Tu avais dit "Viens mon angel de bain douche, j'me baigne dans l'Atlantique, elle est grande ma baignoire."
J'ai le combiné coincé dans la clavicule, je dis que oui et je mens, je dis pas la vérité. Je me demande comment ça fait le détecteur de mensonge, ce que ça mesure vraiment. Je crois que ma voix doit trembler, moi, quand je mens, ou alors je parle plus vite ? Je sais pas. Je sais que ça va paraître très con de dire ça, mais je ne mens pas souvent. Je mens quand on m'oblige, je mens pour pas charger l'autre du poids d'une franchise qui me libérerait la conscience, tu sais. Je ne crois pas en la confession. je crois en l'immense bienfait de la culpabiliité. Je crois qu'il est bon d'être enterré en gardant quleques secrets qui feront trop de mal. Cette dictature du tout dire-là, je la connais, je l'ai pratiquée parce que je lisais des romans très trash japonais où l'héroïne s'entaille d'abord les bras, puis s' épisiotomise avec ses ongles. Toute cette franche violence, je dois dire que ça me parlait.
Mais c'est fini. Je lis des poétesses autrichiennes, maintenant. Et je me tais. C'est une chose pour laquelle je suis douée.

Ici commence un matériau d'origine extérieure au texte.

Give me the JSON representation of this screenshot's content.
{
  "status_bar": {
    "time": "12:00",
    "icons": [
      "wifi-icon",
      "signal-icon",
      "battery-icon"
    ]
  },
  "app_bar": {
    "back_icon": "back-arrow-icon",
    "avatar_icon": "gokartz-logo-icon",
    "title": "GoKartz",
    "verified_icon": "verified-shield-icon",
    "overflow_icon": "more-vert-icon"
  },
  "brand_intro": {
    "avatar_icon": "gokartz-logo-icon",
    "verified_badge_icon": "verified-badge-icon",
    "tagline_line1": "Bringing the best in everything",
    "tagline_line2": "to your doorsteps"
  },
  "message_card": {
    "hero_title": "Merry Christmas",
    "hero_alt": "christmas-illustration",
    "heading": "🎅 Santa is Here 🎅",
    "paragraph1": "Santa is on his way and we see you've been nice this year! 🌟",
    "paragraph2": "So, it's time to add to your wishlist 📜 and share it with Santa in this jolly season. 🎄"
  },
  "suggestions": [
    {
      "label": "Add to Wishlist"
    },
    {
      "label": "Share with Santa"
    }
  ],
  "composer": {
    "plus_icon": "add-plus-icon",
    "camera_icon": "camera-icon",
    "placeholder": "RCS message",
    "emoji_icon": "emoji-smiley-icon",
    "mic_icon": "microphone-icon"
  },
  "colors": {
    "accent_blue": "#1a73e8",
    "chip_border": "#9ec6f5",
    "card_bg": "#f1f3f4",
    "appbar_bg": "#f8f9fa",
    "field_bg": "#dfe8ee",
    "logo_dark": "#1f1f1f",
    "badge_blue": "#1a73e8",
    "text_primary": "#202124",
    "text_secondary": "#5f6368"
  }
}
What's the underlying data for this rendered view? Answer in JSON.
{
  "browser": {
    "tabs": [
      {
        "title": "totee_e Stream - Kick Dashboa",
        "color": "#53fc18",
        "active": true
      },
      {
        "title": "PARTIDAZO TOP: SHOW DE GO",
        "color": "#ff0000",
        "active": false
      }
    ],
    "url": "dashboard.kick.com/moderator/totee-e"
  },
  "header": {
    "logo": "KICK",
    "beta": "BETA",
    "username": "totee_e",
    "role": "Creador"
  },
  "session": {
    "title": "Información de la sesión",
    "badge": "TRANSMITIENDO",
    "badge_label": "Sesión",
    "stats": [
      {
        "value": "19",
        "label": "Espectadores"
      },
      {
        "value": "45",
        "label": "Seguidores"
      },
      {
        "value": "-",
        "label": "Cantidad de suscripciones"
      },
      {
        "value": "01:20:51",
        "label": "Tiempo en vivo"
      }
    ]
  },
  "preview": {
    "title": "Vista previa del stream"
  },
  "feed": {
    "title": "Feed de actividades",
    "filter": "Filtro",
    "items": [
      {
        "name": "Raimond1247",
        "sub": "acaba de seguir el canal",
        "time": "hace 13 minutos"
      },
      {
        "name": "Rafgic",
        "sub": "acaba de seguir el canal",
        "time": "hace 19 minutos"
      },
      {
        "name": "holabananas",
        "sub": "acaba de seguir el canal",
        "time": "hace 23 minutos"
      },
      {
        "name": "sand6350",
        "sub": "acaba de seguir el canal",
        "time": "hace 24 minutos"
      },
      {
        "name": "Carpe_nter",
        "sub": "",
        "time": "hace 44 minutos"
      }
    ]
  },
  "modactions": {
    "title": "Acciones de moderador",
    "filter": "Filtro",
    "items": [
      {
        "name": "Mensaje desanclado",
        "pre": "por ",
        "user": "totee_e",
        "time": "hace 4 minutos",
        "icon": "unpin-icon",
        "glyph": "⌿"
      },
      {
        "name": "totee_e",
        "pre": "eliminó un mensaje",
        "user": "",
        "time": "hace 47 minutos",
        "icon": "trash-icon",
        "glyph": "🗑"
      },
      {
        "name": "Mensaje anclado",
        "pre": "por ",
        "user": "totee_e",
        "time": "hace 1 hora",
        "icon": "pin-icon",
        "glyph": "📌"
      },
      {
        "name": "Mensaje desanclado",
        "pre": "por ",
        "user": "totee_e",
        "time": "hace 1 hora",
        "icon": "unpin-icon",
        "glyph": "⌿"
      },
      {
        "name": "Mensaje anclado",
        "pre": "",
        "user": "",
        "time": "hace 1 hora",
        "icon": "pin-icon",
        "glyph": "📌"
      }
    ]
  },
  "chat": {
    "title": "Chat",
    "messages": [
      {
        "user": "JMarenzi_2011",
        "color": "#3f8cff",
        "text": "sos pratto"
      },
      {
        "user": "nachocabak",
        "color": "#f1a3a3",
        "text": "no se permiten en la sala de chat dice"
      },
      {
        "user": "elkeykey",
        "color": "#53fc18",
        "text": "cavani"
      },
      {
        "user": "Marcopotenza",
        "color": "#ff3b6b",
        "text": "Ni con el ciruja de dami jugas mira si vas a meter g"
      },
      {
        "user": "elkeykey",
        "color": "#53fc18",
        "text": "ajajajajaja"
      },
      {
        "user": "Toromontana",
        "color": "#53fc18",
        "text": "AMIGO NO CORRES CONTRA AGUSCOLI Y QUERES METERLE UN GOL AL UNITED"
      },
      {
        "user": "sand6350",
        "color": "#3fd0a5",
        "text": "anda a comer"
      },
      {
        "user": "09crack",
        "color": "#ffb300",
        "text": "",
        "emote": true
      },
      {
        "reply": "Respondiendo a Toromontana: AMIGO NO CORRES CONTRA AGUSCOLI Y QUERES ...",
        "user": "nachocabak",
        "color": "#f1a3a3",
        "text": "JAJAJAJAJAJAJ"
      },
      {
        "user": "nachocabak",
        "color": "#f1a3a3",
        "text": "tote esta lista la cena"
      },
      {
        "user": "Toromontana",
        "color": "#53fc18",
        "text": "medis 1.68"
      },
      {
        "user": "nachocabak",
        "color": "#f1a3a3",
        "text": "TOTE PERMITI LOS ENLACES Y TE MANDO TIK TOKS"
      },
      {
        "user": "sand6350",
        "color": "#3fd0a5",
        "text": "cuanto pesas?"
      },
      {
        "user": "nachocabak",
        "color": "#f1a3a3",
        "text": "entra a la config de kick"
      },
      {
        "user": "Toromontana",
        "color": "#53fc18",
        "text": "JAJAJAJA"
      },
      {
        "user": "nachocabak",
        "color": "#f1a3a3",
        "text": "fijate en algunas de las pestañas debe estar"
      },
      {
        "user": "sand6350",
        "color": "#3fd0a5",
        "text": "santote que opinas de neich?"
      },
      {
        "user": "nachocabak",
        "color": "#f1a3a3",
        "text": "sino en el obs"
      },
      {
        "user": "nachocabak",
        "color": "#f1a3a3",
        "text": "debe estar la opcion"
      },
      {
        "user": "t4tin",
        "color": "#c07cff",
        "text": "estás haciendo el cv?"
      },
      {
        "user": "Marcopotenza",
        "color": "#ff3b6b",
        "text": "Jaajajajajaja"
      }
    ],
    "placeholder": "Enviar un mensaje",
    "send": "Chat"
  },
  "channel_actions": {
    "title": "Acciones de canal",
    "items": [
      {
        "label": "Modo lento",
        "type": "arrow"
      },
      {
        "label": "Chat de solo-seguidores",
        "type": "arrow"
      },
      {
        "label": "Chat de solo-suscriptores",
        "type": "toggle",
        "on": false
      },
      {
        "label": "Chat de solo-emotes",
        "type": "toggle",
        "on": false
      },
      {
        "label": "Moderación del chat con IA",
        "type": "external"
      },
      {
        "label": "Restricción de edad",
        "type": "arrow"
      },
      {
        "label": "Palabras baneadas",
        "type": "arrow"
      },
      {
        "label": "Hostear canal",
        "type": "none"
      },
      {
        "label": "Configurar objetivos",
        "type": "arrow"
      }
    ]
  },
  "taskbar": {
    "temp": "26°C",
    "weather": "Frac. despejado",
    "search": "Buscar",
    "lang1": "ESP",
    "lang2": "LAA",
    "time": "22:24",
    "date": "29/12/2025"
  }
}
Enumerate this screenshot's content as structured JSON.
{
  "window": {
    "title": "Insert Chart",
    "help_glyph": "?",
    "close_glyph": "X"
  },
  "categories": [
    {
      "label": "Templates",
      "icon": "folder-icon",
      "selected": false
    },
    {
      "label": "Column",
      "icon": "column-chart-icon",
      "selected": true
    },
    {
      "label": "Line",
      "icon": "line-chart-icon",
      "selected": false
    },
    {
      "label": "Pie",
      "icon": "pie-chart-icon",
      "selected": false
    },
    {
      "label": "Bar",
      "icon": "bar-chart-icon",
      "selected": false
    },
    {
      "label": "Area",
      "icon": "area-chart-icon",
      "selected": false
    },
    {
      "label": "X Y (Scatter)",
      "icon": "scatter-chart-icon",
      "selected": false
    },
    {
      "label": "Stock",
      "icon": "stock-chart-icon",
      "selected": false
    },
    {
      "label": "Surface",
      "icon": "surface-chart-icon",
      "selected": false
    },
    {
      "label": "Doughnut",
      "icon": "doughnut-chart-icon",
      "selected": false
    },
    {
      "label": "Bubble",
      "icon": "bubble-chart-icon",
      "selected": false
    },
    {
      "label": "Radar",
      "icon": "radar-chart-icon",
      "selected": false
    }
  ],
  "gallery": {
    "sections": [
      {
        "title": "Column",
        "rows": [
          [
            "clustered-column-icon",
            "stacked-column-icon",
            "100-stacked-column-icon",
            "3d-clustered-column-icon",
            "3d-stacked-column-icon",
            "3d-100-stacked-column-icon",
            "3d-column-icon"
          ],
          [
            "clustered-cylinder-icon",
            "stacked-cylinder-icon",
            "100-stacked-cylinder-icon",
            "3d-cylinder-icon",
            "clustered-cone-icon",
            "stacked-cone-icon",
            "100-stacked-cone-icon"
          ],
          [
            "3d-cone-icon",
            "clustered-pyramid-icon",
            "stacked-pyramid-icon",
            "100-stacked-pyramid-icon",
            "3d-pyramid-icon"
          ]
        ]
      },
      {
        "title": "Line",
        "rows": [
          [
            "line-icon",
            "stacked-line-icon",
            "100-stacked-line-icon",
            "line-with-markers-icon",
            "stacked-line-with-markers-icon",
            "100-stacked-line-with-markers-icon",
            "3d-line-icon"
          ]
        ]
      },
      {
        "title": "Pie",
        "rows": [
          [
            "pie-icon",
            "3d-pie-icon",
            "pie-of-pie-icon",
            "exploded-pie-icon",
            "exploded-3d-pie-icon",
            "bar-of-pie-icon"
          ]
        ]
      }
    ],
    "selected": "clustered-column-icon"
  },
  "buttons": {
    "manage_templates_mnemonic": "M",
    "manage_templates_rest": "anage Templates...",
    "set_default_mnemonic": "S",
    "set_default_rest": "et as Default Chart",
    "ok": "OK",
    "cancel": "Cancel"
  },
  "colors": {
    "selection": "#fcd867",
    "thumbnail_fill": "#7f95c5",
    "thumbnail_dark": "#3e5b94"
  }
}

J'ai dit que non, et c'était pas vrai. Je me suis souvenue d'un autre, tu sais. Il m'avait réveillée un soir au téléphone. Le lendemain, je me rappelais pas. Il m'a dit :"Mais je t'ai appelée, tu as dit ça et ça."..Je disais :"Mais je me rappelle pas." J'avais moins peur de ce que j'avais pu dire: "Je crois que toi et moi, ça va pas être possible, tu me fais chier, profondément. Je déteste tout ce que tu es."
"J'adore quand tu m'attrapes comme ça et que tu m'empêches de bouger en me tenant fort les mains. J'ai l'impression de tourner dans un Envoyé Spécial sur les putes lituaniennes..."
"Tu me fais le même effet qu'un cancer du col de l'utérus: une ENORME et horrible surprise" ...j'avais moins peur de ça, que peur d'être cinglée, à ne rien me rappeler.
Mais c'est fini. J'efface les numéros maintenant. Et je me tais. C'est la chose que je fais le mieux au monde.
Je me suis souvenue, comme la vie qui défile avant de crever, mais je crois que c'est la fièvre, que je vais pas mourir encore, ce sera pas pour cette fois... Parfois, je prends en photo des morceaux de moi, comme un puzzle éclaté, je me la pète morcelée, borderline histrionique amoureuse de mon propre reflet en petits bouts découpés. En réalité, je regarde les détails de mon corps comme on s'explose un point noir, comme on démantibule une fourche de tifs, la langue sortie, très appliquée, et j''ai un peu envie de dégueuler. C'est la nausée de Noël.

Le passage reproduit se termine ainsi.